さすがにもうこの年齢になって、女の子に間違えられることはないが、粉雪のような肌の白さと丸みを帯びた輪郭は今も健在。
昔から二重瞼で唇もふっくらしている。
それが琴音のコンプレックスでもある。
男の子としては伸びすぎた髪は、この三ヶ月間はシャンプーの量を少なく使っていたので、かなり痛みが出てきている。
服装もジーンズにトレーナーの上にコートを羽織っているだけ。
地味な服装だが元からファッションには一切興味なかったし、それに琴音にしてみたらこの服装だけが正装といえる服装。

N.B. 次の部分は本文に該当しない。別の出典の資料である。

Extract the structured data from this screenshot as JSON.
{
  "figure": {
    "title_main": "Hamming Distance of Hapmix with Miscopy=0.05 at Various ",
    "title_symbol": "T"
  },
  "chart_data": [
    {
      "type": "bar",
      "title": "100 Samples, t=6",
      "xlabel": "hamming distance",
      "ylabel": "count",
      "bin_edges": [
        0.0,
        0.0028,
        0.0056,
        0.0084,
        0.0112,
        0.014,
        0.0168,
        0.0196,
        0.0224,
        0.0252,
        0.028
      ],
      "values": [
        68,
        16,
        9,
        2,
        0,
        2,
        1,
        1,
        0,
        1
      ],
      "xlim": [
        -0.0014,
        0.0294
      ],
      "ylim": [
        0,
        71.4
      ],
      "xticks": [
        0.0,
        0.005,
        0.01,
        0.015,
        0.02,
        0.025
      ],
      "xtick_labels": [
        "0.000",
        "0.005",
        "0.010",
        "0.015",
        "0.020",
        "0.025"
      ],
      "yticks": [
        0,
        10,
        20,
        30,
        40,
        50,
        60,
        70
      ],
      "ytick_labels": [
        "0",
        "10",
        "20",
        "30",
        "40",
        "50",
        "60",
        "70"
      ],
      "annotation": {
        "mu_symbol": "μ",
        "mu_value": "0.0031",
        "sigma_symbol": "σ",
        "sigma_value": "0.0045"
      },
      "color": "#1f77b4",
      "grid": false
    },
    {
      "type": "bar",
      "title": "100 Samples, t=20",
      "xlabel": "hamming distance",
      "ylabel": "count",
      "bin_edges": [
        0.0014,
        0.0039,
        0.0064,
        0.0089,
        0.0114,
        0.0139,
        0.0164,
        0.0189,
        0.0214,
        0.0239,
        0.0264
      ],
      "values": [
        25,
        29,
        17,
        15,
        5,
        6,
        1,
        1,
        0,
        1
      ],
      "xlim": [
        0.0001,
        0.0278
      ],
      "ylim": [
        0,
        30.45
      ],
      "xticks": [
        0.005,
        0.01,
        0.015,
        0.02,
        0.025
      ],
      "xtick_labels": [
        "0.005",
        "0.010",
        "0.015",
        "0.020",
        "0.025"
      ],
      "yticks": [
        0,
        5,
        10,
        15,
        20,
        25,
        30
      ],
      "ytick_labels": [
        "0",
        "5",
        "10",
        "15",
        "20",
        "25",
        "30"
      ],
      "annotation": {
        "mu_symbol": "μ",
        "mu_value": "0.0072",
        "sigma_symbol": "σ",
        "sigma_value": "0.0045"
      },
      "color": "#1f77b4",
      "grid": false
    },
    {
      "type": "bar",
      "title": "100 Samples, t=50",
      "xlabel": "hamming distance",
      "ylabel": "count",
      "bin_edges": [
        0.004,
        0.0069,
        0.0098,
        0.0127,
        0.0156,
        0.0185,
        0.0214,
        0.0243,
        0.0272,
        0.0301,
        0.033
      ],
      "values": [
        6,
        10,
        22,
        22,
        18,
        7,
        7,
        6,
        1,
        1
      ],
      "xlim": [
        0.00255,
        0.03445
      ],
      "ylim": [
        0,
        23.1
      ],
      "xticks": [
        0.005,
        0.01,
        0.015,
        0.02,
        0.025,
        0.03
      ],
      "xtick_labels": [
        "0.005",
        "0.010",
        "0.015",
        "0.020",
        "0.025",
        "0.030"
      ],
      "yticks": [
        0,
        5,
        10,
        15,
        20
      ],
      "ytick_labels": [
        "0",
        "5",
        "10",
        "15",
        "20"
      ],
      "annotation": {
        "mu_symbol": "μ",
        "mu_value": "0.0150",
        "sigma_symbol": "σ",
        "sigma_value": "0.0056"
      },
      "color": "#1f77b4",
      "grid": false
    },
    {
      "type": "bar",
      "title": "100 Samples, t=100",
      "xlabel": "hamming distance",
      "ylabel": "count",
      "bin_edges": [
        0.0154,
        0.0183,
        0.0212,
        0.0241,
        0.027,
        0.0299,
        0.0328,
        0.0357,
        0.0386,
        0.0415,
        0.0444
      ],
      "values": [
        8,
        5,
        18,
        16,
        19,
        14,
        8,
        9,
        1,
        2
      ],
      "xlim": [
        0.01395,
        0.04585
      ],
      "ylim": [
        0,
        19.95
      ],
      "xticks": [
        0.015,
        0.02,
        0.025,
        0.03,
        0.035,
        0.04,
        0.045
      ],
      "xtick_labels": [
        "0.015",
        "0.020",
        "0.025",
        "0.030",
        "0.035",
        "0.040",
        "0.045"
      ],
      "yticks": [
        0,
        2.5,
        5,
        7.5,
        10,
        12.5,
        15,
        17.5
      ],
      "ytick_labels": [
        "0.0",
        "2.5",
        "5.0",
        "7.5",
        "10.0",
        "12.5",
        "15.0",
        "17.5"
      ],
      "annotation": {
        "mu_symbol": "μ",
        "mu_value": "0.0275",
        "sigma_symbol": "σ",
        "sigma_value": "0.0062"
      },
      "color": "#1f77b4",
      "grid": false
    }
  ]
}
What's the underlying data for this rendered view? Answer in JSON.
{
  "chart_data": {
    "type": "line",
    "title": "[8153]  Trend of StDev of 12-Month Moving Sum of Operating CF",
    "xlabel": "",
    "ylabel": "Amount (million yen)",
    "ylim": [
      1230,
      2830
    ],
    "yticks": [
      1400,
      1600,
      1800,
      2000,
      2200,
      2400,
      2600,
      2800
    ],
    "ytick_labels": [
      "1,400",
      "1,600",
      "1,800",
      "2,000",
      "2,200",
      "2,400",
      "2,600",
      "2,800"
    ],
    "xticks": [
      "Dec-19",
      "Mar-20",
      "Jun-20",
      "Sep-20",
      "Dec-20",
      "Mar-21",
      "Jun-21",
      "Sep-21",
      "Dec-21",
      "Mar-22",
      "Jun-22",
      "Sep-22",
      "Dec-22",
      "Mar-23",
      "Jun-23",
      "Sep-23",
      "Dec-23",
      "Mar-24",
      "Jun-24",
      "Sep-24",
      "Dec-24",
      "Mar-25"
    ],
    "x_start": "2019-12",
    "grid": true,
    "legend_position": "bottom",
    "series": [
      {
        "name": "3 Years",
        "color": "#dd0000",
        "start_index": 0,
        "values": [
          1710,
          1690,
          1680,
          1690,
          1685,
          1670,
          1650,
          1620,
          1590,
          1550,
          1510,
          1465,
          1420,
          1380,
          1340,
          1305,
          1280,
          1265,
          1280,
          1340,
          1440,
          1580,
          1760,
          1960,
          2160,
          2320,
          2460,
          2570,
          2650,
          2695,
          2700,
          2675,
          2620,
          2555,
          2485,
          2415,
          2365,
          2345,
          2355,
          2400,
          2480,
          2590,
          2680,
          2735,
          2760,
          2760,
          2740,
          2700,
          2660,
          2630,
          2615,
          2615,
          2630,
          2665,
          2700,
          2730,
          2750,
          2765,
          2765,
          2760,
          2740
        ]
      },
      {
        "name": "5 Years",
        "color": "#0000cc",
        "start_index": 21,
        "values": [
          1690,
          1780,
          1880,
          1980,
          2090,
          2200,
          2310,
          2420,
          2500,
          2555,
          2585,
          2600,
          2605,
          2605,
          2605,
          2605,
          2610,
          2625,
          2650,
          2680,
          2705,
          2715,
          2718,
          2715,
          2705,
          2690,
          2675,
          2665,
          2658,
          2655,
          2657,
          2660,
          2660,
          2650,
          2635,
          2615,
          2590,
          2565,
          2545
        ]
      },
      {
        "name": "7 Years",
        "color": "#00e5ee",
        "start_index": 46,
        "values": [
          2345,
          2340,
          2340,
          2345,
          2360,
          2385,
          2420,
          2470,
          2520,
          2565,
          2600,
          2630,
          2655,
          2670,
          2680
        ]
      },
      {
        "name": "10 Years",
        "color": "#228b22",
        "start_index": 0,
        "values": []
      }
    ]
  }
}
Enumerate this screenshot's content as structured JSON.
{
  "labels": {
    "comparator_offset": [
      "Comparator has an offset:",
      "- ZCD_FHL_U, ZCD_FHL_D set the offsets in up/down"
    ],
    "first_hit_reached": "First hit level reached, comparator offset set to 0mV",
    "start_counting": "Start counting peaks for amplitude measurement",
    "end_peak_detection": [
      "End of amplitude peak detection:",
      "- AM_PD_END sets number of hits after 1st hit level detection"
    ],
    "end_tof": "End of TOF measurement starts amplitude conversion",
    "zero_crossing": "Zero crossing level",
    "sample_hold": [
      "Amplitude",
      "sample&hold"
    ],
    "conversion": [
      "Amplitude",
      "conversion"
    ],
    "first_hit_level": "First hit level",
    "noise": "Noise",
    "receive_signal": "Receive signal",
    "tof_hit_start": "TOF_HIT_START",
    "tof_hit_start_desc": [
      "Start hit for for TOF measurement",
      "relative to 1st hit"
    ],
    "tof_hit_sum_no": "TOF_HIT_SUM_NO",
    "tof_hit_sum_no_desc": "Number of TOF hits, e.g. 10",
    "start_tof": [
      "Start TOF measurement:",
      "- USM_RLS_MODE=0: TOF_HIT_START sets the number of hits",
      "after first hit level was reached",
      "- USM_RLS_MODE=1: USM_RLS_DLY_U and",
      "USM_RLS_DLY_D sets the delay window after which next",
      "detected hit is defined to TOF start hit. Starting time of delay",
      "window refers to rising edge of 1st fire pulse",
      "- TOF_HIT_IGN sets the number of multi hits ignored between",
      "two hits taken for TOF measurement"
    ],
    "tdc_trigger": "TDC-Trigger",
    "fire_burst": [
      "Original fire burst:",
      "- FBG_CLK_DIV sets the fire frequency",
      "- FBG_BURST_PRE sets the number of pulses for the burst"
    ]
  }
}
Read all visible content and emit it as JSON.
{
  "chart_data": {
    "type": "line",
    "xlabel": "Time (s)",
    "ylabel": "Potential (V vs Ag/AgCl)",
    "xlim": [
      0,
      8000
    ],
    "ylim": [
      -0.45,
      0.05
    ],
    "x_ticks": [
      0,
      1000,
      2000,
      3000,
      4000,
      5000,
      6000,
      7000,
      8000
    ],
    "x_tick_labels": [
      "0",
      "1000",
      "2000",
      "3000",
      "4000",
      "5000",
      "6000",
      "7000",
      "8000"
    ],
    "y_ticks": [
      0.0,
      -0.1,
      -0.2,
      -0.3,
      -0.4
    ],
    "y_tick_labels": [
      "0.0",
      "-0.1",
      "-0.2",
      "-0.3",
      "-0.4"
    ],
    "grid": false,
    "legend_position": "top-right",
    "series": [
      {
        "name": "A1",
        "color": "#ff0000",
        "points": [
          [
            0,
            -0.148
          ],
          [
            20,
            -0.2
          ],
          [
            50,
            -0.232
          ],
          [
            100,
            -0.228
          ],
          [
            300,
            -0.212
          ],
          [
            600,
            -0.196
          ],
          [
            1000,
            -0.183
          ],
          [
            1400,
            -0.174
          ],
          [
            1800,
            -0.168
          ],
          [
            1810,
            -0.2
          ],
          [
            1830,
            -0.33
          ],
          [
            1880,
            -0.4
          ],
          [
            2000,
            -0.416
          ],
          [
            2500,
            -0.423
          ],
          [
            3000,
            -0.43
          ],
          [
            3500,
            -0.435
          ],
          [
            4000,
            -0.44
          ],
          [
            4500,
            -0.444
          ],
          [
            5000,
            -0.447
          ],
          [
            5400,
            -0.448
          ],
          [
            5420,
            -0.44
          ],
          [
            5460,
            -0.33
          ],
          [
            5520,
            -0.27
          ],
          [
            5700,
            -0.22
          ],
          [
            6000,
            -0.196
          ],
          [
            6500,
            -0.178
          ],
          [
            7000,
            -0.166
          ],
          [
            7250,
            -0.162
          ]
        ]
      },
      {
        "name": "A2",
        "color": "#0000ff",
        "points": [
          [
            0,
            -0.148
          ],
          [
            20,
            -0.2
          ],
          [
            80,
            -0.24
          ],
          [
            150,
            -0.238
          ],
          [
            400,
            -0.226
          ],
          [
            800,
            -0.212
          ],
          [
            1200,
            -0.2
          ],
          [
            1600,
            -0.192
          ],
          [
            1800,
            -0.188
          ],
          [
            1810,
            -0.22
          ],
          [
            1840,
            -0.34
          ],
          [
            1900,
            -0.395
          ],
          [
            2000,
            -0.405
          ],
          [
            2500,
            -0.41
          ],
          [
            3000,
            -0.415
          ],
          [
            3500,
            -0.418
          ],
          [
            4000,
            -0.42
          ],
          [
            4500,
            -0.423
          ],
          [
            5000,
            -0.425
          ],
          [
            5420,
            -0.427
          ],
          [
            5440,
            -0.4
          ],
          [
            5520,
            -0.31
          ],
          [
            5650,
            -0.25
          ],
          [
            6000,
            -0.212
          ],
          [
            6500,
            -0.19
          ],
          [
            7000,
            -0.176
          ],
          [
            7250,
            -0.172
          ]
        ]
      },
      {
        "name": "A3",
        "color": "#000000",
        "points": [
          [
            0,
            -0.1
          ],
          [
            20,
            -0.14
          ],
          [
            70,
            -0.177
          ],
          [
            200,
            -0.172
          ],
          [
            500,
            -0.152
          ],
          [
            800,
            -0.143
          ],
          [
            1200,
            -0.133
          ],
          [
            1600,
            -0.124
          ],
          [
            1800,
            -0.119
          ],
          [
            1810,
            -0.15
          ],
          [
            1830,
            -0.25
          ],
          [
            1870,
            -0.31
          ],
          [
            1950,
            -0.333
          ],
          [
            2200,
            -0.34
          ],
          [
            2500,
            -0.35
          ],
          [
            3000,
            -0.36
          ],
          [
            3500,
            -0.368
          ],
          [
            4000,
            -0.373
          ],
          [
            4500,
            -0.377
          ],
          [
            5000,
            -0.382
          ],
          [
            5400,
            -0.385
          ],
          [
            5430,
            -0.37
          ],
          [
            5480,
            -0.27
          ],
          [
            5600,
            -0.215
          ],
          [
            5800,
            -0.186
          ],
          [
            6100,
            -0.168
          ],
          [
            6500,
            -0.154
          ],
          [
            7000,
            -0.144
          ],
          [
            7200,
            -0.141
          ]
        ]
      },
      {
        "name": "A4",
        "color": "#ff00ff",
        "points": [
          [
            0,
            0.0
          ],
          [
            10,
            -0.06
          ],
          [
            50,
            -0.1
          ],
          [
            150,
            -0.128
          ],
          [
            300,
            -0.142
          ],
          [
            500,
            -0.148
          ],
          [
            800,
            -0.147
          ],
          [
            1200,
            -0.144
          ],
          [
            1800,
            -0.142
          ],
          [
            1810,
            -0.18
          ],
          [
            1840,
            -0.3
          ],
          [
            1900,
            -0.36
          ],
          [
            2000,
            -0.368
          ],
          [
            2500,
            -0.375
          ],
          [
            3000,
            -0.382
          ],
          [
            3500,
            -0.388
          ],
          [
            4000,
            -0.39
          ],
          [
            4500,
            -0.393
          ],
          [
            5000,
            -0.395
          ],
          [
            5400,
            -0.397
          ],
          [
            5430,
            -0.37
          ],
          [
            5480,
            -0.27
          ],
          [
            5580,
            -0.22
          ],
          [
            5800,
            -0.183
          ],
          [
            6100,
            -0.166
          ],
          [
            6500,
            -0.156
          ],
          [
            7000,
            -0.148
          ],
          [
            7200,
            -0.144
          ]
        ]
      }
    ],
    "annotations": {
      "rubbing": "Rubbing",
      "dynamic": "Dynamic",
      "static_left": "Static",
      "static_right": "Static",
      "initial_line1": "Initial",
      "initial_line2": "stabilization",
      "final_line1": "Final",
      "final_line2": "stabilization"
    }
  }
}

あとの洋服といえば友達からもらったジャージ三着だけ。
しかも友達が中学で使っていたお古の紺のジャージだ。
それでも琴音にとったら大事な洋服なので肩からぶら下げている小さな鞄に大切に入っている。
(よしっ!!)
今の琴音にとって自分の格好がどうかなんて本当にどうでもいい。
だって今の琴音は命がかっているといっても過言じゃない。
琴音は両親の遺骨と位牌とジャージが入っている鞄をギュっと握り締めた。
もう行く当てがない。
いや、行く当てはあったが自分から逃げてきた。